Multi-million grant to enable University and partners to work with small businesses in infectious diseases

Bacteria at Surfaces. Image credit: OPIHAS

The University of Liverpool is part of local consortium awarded £3.3million from the European Regional Development Fund (ERDF) to improve product development in the formulation of infectious diseases therapeutics.

The University’s Open Innovation Hub for Antimicrobial Surfaces is one of the consortium partners and will host one of three work platforms, providing expertise in developing smart anti-infective surface technologies to deliver therapeutics and to contain the spread of infection

The consortium for the ERDF project is led by the Liverpool School of Tropical Medicine (LSTM) and also involves Unilever.

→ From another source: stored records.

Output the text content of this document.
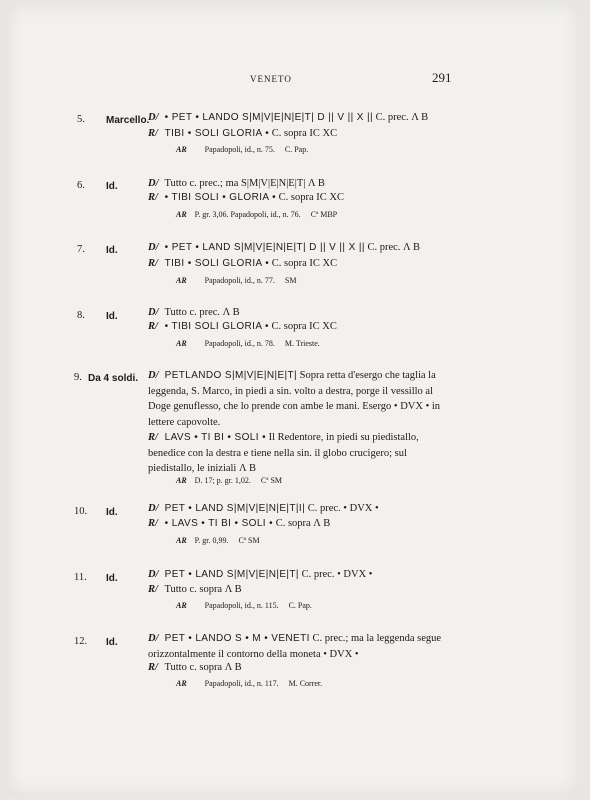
VENETO	291
5. Marcello.
D/ • PET • LANDO S|M|V|E|N|E|T| D || V || X || C. prec. Λ B
R/ TIBI • SOLI GLORIA • C. sopra IC XC
AR Papadopoli, id., n. 75. C. Pap.
6. Id.	D/ Tutto c. prec.; ma S|M|V|E|N|E|T| Λ B
R/ • TIBI SOLI • GLORIA • C. sopra IC XC
AR P. gr. 3,06. Papadopoli, id., n. 76. Cª MBP
7. Id.	D/ • PET • LAND S|M|V|E|N|E|T| D || V || X || C. prec. Λ B
R/ TIBI • SOLI GLORIA • C. sopra IC XC
AR Papadopoli, id., n. 77. SM
8. Id.	D/ Tutto c. prec. Λ B
R/ • TIBI SOLI GLORIA • C. sopra IC XC
AR Papadopoli, id., n. 78. M. Trieste.
9. Da 4 soldi. D/ PETLANDO S|M|V|E|N|E|T| Sopra retta d'esergo che taglia la leggenda, S. Marco, in piedi a sin. volto a destra, porge il vessillo al Doge genuflesso, che lo prende con ambe le mani. Esergo • DVX • in lettere capovolte.
R/ LAVS • TI BI • SOLI • Il Redentore, in piedi su piedistallo, benedice con la destra e tiene nella sin. il globo crucigero; sul piedistallo, le iniziali Λ B
AR D. 17; p. gr. 1,02. Cª SM
10. Id.	D/ PET • LAND S|M|V|E|N|E|T|I| C. prec. • DVX •
R/ • LAVS • TI BI • SOLI • C. sopra Λ B
AR P. gr. 0,99. Cª SM
11. Id.	D/ PET • LAND S|M|V|E|N|E|T| C. prec. • DVX •
R/ Tutto c. sopra Λ B
AR Papadopoli, id., n. 115. C. Pap.
12. Id.	D/ PET • LANDO S • M • VENETI C. prec.; ma la leggenda segue orizzontalmente il contorno della moneta • DVX •
R/ Tutto c. sopra Λ B
AR Papadopoli, id., n. 117. M. Correr.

The programme will engage up to 300 SMEs and coherently network a minimum of 60 regional based Small & Medium sized Enterprises (SMEs) with the infection-based research and development at LSTM, the University of Liverpool’s Surface Chemistry group and the Unilever microbiology laboratory at the Materials Innovation Facility in a format that will help to drive productivity of the SME sector, and directly increase their potential to access global markets for the resulting products.

The grant comes via the UK Ministry of Housing, Communities and Local Government, who are working closely with the Liverpool City Region Combined Authority to ensure ERDF grant applications are aligned to LCR priorities.

Steve Rotheram, Metro Mayor, said: “We are very pleased to be able to use ERDF to support the development of one of the city region’s key innovation strengths. This project will establish the critical link in the infection innovation ecosystem between research, industry and manufacturing and overcome those roadblocks that are in the way of successful product development.”

Professor Rasmita Raval, Director of the Open Innovation Hub for Antimicrobial Surfaces said: “Anti-infective surfaces are at the frontline of infection control and new surface technologies have the potential to break and contain chains of transmission. This project creates an excellent opportunity to translate our state-of-the-art surface science research into the region’s innovation pipeline and impact on global societal needs.”

Project lead, LSTM’s Professor Janet Hemingway, said “This funding aims to align the best regional science platforms and connect them to a strong and innovative industrial base to deliver new products, which will prevent transmission of infectious diseases agents such as viruses, bacteria and parasites. It will help us responding to disease outbreaks such as the current COVID-19 pandemic.”

Unilever’s Chief Research & Development Officer, Richard Slater, said: “This year’s events have underlined the pressing need for products that help to prevent the transmission of infectious diseases. This grant further supports close collaboration between research and industry, so that we can bring together the best scientific expertise, latest technology and industrial capabilities to develop innovation that will help to protect people for years to come.”

SMEs with projects that might benefit from access to three dedicated Research & Development (R&D) workspaces with the associated staff to guide their R&D needs can access the programme through the CEIDR – Innovations team from early August 2020.

This new project is in addition to the major new consortium project that received £18.6m from UK Research and Innovation’s flagship Strength in Places Fund (SIPF) to deliver on an innovative project delivering integrated therapeutic solutions for human infections.